In May, the Supreme Court held that the First Amendment’s Establishment Clause is not offended when a city council opens its meetings with a short prayer (Town of Greece v. Galloway).  While this result seems to be an example of commonsense constitutionalism, conservatives should not be too quick to pat the Court on the back.  Many of the guidelines offered by the Court in Galloway are incongruent with orthodox Christianity and should cause Christians to question whether they can participate in “approved” religious practice.

Since 1999, the town board of Greece, New York, has opened its meetings with a prayer.  Each month, the board invited a member of the local clergy to deliver the invocation.  Because nearly all the congregations in this small town outside of Rochester were Christian, most of the clergymen who agreed to pray were Christian and prayed in the name of Jesus.  The prayers often referenced the Holy Spirit and theological concepts associated with Christianity.

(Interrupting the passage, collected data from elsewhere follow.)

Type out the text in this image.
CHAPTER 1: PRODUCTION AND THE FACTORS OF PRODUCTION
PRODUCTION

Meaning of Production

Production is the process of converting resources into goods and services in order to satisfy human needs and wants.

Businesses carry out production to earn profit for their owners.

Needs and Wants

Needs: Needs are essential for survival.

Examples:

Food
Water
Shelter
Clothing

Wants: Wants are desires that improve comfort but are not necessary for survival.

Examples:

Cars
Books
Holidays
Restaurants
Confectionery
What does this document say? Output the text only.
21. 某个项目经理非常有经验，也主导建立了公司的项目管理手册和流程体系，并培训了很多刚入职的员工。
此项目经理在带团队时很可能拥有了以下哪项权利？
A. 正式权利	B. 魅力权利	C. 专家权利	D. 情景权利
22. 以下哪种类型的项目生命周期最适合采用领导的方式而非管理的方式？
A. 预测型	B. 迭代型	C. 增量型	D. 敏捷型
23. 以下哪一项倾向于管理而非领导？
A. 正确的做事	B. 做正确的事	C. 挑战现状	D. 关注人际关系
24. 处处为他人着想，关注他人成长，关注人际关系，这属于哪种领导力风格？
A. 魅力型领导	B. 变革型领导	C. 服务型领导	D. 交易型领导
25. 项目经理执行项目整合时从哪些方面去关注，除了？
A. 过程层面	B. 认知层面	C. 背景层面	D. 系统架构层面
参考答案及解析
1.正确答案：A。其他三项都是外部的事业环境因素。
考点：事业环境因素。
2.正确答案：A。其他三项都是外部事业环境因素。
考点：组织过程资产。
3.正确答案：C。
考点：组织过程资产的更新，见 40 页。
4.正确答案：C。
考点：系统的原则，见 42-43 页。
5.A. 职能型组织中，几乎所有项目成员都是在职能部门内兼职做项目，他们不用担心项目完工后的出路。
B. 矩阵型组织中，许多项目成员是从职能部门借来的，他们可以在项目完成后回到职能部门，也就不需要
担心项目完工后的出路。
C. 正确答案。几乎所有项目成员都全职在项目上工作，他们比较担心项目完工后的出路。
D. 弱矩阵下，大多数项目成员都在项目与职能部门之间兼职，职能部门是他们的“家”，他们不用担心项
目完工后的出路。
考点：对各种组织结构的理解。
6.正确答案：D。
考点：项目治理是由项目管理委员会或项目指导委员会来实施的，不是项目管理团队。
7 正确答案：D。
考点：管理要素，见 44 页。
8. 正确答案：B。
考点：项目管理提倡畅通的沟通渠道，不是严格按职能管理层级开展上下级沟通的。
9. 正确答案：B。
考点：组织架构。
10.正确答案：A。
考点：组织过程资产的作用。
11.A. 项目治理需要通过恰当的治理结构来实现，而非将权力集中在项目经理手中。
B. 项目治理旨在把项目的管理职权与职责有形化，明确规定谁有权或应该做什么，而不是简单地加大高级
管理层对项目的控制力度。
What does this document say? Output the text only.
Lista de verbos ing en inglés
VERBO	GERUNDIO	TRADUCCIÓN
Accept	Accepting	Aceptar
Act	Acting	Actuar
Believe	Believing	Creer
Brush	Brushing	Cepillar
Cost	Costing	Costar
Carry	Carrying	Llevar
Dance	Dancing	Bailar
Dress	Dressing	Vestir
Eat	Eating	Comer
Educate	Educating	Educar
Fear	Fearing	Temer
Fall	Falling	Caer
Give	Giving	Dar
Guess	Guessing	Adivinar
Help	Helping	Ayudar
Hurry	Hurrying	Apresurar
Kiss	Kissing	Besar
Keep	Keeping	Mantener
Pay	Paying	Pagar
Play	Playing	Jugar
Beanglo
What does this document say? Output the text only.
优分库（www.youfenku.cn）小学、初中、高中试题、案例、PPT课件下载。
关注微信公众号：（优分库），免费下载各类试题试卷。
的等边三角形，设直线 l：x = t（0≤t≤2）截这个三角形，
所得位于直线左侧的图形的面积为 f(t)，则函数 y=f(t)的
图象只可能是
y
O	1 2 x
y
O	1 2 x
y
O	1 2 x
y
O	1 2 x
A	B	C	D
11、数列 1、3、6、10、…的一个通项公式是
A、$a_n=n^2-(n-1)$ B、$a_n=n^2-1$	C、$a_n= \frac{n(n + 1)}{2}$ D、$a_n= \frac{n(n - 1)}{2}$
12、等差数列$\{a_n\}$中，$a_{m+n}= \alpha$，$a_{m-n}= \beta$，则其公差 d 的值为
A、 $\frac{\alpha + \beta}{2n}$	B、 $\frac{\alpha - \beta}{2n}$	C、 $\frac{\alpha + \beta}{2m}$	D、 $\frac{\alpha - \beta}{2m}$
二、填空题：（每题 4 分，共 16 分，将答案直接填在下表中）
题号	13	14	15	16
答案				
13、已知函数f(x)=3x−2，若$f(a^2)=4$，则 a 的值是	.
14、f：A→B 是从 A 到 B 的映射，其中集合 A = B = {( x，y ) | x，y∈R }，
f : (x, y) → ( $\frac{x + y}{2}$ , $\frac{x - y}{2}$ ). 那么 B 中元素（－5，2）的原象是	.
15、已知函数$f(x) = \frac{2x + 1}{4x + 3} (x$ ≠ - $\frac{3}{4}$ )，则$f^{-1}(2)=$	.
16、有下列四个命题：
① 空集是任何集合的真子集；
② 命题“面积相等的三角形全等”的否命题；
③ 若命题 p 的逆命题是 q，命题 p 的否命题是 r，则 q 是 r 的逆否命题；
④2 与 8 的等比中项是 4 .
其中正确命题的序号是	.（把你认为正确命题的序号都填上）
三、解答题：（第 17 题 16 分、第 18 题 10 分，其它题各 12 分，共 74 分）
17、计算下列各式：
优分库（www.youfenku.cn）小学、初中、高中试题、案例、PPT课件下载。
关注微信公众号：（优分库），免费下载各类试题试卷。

Susan Galloway, a resident of Greece, sought an injunction that would limit the town to “inclusive and ecumenical” prayers that referred only to a “generic God” and would not associate the town government with any one faith or belief.  Galloway lost in the district court but prevailed in the Second Circuit Court of Appeals, where a panel of judges found that the “steady drumbeat” of Christian prayer, uninterrupted by invocations from other religions, too closely affiliated the town with Christianity.  Greece sought review in the Supreme Court, and the case was argued last fall.

The Supreme Court had little trouble dispensing with the argument that the Constitution prohibits sectarian prayers, observing that the same Congress that sent the First Amendment to the states for ratification employed a chaplain, and that decidedly Christian themes in such prayers were the norm throughout most of American history.

The Court also rejected the suggestion that Greece should have reviewed each clergyman’s prayer before it was offered to ensure that the prayer was generic and inclusive.  Such a practice, the Court reasoned, would intertwine government with religion and would be far more objectionable than the sectarian prayers that Galloway complained about.

So far, so good. 

The problems with the decision arise when the Court outlines certain factors that made the town’s practice acceptable.  The Court emphasized that any minister or layperson, “including an atheist,” was eligible to give the invocation.  (One must assume an atheist’s invocation would be very brief.)  The open-minded folks of Greece had even allowed a Wiccan priestess to come and offer a prayer.  The growing diversity of the United States is celebrated, the Court continued, when government bodies such as the town board welcome ministers of various creeds.  The Court held up Congress as an example inasmuch as it has invited adherents of Islam, Buddhism, and various Eastern religions to lead that august body in prayer.  So, if a public body chooses to open a meeting with a prayer, it must allow every heretic, pagan, and even those who deny there is a God to give the invocation.

A prayer made in the name of any deity, according to the Court, whether it be Jesus or Allah, achieves “universal ends” and elevates “values that count as universal.”  Besides, prayers at the beginning of a public meeting are “ceremonial” and “benign.”  “These ceremonial prayers strive for the idea that people of many faiths may be united in a community of tolerance and devotion.”  But constitutional issues might arise, the Court warned, if the ceremonial invocation left the realm of the universal and strayed into such forbidden areas as preaching conversion or threatening damnation of the lost.

Thus, the Court’s jurisprudence of public prayer closely follows its decisions on holiday decorations.  A nativity scene on public property at Christmas is allowed so long as the town mixes in Santa, reindeer, and maybe an elf or two.  Similarly, a universal prayer in Jesus’ name is fine, so long as in the next few months the town invites a witch, an imam, and maybe a Buddhist monk to offer an invocation.

One would hope that serious Christians have a higher opinion of prayer than does the Court.  Prayer is a vital part of the Christian life and is a form of communion with God.  One must come into the presence of God with awe and reverence; it is not an exercise that simply puts a governing body in “a deliberative frame of mind.”

Moreover, the Decalogue strictly prohibits Jehovah’s people from worshiping other gods.  In the New Testament, the Apostle Paul is clear that “there is one God and one mediator between God and mankind, the man Christ Jesus” (1 Timothy 2:5).  But under Galloway a Christian town with a Christian town council must bend the knee to Allah and various other pseudodeities or demons if the town board chooses to open its meetings with a public prayer.

In light of Galloway’s universalism, governing bodies made up of Christians must either reject the Court’s guidelines and face the legal consequences or simply pray to the one true God in private before the start of a meeting.